First-principles theory of short-range order, electronic excitations, and spin polarization in Ni-V and Pd-V alloys

The short-range order (SRO) and long-range order (LRO) of Ni-V and Pd-V alloys are studied theoretically by a combination of first-principles calculations of Ising-like interaction energies (Jf) with a Monte Carlo solution of the Ising Hamiltonian. We find the following: (i) There are several compositions in these alloys for which the dominant wave vectors of LRO and those of SRO do not coincide, indicating that the low-temperature (T) LRO may not always be inferred from the high-T SRO. (ii) In Ni3V and Pd3V, the density of states at the Fermi level, n(εF), is much larger in L12 than in the stable D022 structure. This has two consequences: (a) thermal electron-hole excitations across εF are energetically more favorable in the L12 structure and lead to a T dependence of Jf, and (b) magnetization stabilization is larger in L12, so spin polarization affects structural stability.
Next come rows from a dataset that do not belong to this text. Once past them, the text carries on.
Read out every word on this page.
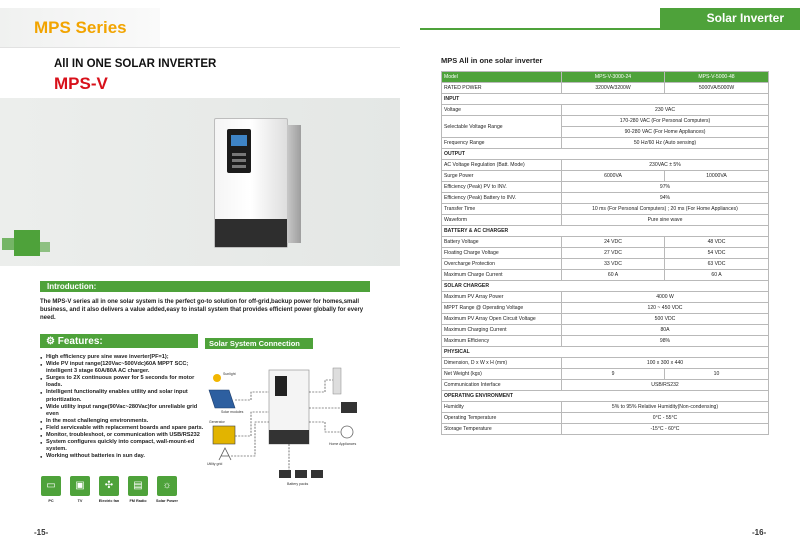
MPS Series	Solar Inverter
All IN ONE SOLAR INVERTER
MPS-V
Introduction:
The MPS-V series all in one solar system is the perfect go-to solution for off-grid,backup power for homes,small business, and it also delivers a value added,easy to install system that provides efficient power globally for every need.
⚙ Features:
● High efficiency pure sine wave inverter(PF=1);
● Wide PV input range(120Vac~500Vdc)60A MPPT SCC; intelligent 3 stage 60A/80A AC charger.
● Surges to 2X continuous power for 5 seconds for motor loads.
● Intelligent functionality enables utility and solar input prioritization.
● Wide utility input range(90Vac~280Vac)for unreliable grid even
● In the most challenging environments.
● Field serviceable with replacement boards and spare parts.
● Monitor, troubleshoot, or communication with USB/RS232
● System configures quickly into compact, wall-mount-ed system.
● Working without batteries in sun day.
▭
PC
▣
TV
✣
Electric fan
▤
FM Radio
☼
Solar Power
Solar System Connection
Sunlight
Solar modules
Generator
Utility grid
Battery packs
Home Appliances
-15-
MPS All in one solar inverter
Model	MPS-V-3000-24	MPS-V-5000-48
RATED POWER	3200VA/3200W	5000VA/5000W
INPUT		
Voltage	230 VAC	
Selectable Voltage Range	170-280 VAC (For Personal Computers)	
	90-280 VAC (For Home Appliances)	
Frequency Range	50 Hz/60 Hz (Auto sensing)	
OUTPUT		
AC Voltage Regulation (Batt. Mode)	230VAC ± 5%	
Surge Power	6000VA	10000VA
Efficiency (Peak) PV to INV.	97%	
Efficiency (Peak) Battery to INV.	94%	
Transfer Time	10 ms (For Personal Computers) ; 20 ms (For Home Appliances)	
Waveform	Pure sine wave	
BATTERY & AC CHARGER		
Battery Voltage	24 VDC	48 VDC
Floating Charge Voltage	27 VDC	54 VDC
Overcharge Protection	33 VDC	63 VDC
Maximum Charge Current	60 A	60 A
SOLAR CHARGER		
Maximum PV Array Power	4000 W	
MPPT Range @ Operating Voltage	120 ~ 450 VDC	
Maximum PV Array Open Circuit Voltage	500 VDC	
Maximum Charging Current	80A	
Maximum Efficiency	98%	
PHYSICAL		
Dimension, D x W x H (mm)	100 x 300 x 440	
Net Weight (kgs)	9	10
Communication Interface	USB/RS232	
OPERATING ENVIRONMENT		
Humidity	5% to 95% Relative Humidity(Non-condensing)	
Operating Temperature	0°C - 55°C	
Storage Temperature	-15°C - 60°C	
-16-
As a result, (iii) calculations using T-dependent Jf's are needed to obtain quantitative agreement with experimental measurements of LRO, SRO, and transition temperatures in Ni0.75V0.25, Ni0.67V0.33, and Pd0.75V0.25. (iv) We provide predictions of the SRO patterns where there is currently no experimental evidence for Pd0.67V0.33, Ni0.6V0.4, Pd0.6V0.4, and Pd0.5V0.5. (v) For Ni3V and Pd3V, discrepancies are found between the total-energy differences of the L12 and D022 structures as determined by T=0 first-principles calculations and those inferred from diffuse neutron scattering measurements at high T. By performing temperature-dependent self-consistent local-density-approximation calculations, we find that electronic excitations are responsible for reducing the discrepancy by ∼25% and the combination of spin polarization and electronic excitations reduce the discrepancy by ∼30-50 %. Thus, electronic excitations and spin polarization are not fully responsible for the T dependence of Jf used in the SRO calculations.